Sous les dehors accueillants d’un album de photographies (prises par Ok-Kyung Pak et Koh Sing-Mi), cet ouvrage nous offre une étude ethnographique succincte mais rigoureuse des jamnyo, femmes plongeuses en apnée, de Jeju, en Corée du Sud, une île volcanique de 1840 km2 située au large de la péninsule coréenne. Les plongeuses jamnyo (haenyo) de Jeju en Corée s’inscrit dans un intérêt grandissant pour les sociétés où les femmes occupent des positions sociales importantes. Comme les femmes plongeuses ama du Japon, les jamnyo ont longtemps fait vivre leurs communautés de leur activité de pêche. Plus récemment, elles ont attiré l’attention des journalistes et des entreprises de tourisme, mais peu de chercheurs se sont adressés aux femmes elles-mêmes, longtemps dépeintes par la société dominante comme des travailleuses ignorantes et immorales — ne respectant ni par leurs comportements ni par leur indépendance économique et sociale les conventions du code éthique et social du néoconfucianisme.

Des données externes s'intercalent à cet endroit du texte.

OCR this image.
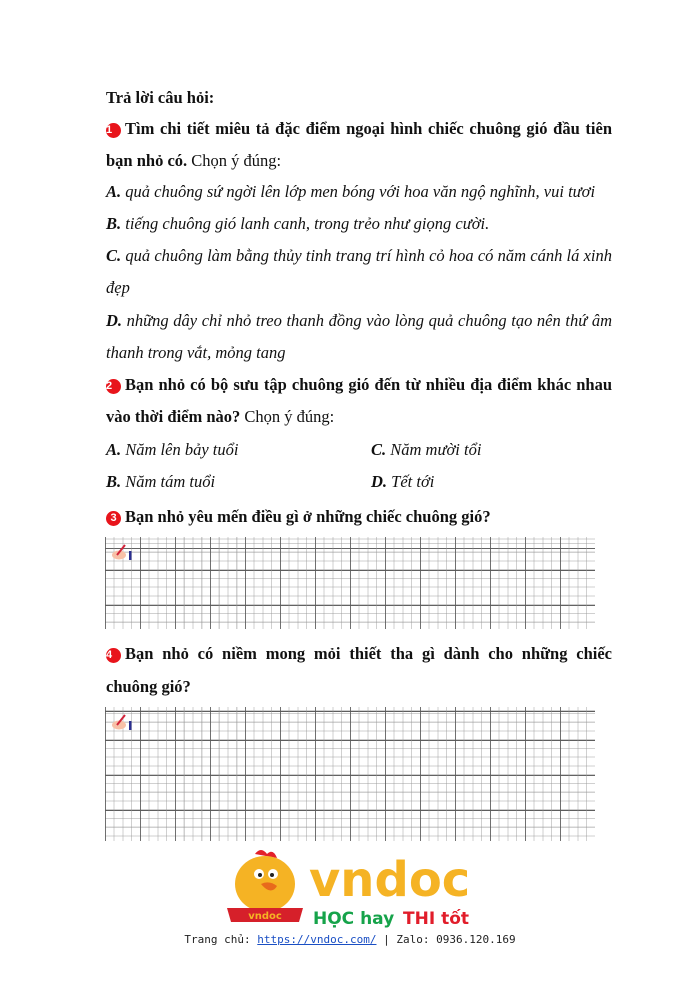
Trả lời câu hỏi:
1 Tìm chi tiết miêu tả đặc điểm ngoại hình chiếc chuông gió đầu tiên
bạn nhỏ có. Chọn ý đúng:
A. quả chuông sứ ngời lên lớp men bóng với hoa văn ngộ nghĩnh, vui tươi
B. tiếng chuông gió lanh canh, trong trẻo như giọng cười.
C. quả chuông làm bằng thủy tinh trang trí hình cỏ hoa có năm cánh lá xinh
đẹp
D. những dây chỉ nhỏ treo thanh đồng vào lòng quả chuông tạo nên thứ âm
thanh trong vắt, mỏng tang
2 Bạn nhỏ có bộ sưu tập chuông gió đến từ nhiều địa điểm khác nhau
vào thời điểm nào? Chọn ý đúng:
A. Năm lên bảy tuổi	C. Năm mười tổi
B. Năm tám tuổi	D. Tết tới
3 Bạn nhỏ yêu mến điều gì ở những chiếc chuông gió?
4 Bạn nhỏ có niềm mong mỏi thiết tha gì dành cho những chiếc
chuông gió?
vndoc
vndoc
HỌC hay THI tốt
Trang chủ: https://vndoc.com/ | Zalo: 0936.120.169
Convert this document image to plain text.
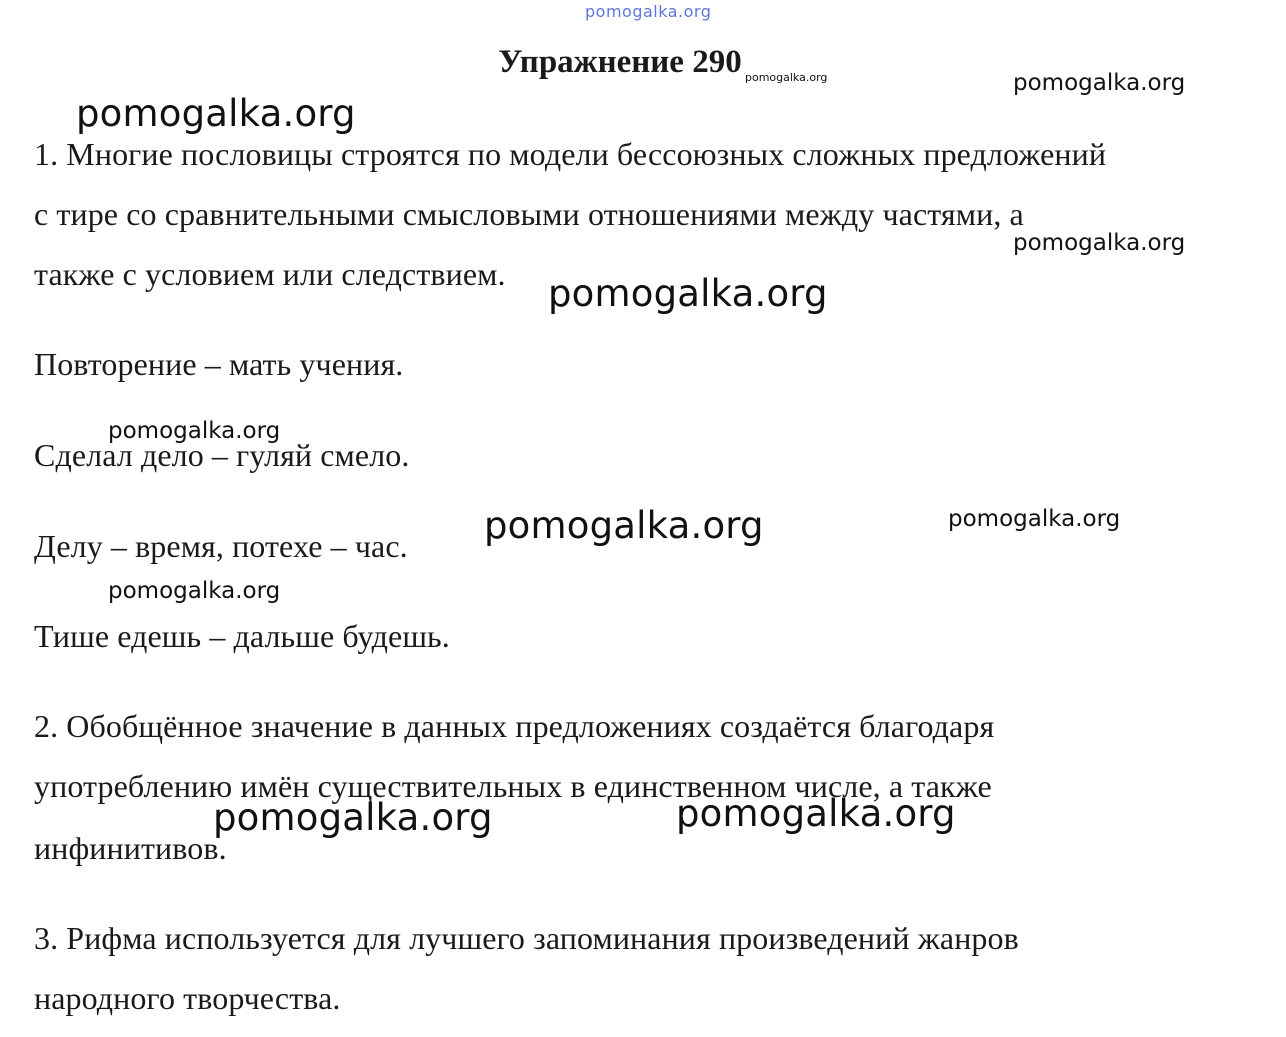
Упражнение 290
1. Многие пословицы строятся по модели бессоюзных сложных предложений
с тире со сравнительными смысловыми отношениями между частями, а
также с условием или следствием.
Повторение – мать учения.
Сделал дело – гуляй смело.
Делу – время, потехе – час.
Тише едешь – дальше будешь.
2. Обобщённое значение в данных предложениях создаётся благодаря
употреблению имён существительных в единственном числе, а также
инфинитивов.
3. Рифма используется для лучшего запоминания произведений жанров
народного творчества.
pomogalka.org
pomogalka.org	pomogalka.org
pomogalka.org
pomogalka.org
pomogalka.org
pomogalka.org
pomogalka.org	pomogalka.org
pomogalka.org
pomogalka.org
pomogalka.org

Il existe au sujet de la société insulaire de Jeju très peu de sources qui ne soient pas de langue coréenne ; ce nouvel apport en français est donc a priori le bienvenu. Le livre de Pak se démarque aussi par son approche ethnographique classique en partie émique : la plupart des références coréennes servent en effet les idéaux néo-confucéens de la civilisation coréenne continentale, considérés comme la référence idéale ou « culture réelle » par les lettrés coréens. Pak prend au contraire pour point de départ la culture vécue localement par les femmes elles-mêmes. Il s’agit donc ici d’un apport original d’un grand intérêt. Les photographies en couleurs sont plus que des illustrations : elles démontrent d’une part la part du paysage dans l’identité des insulaires et, d’autre part, l’engagement personnel, physique et corporel des femmes dans leur travail et dans leur communauté. 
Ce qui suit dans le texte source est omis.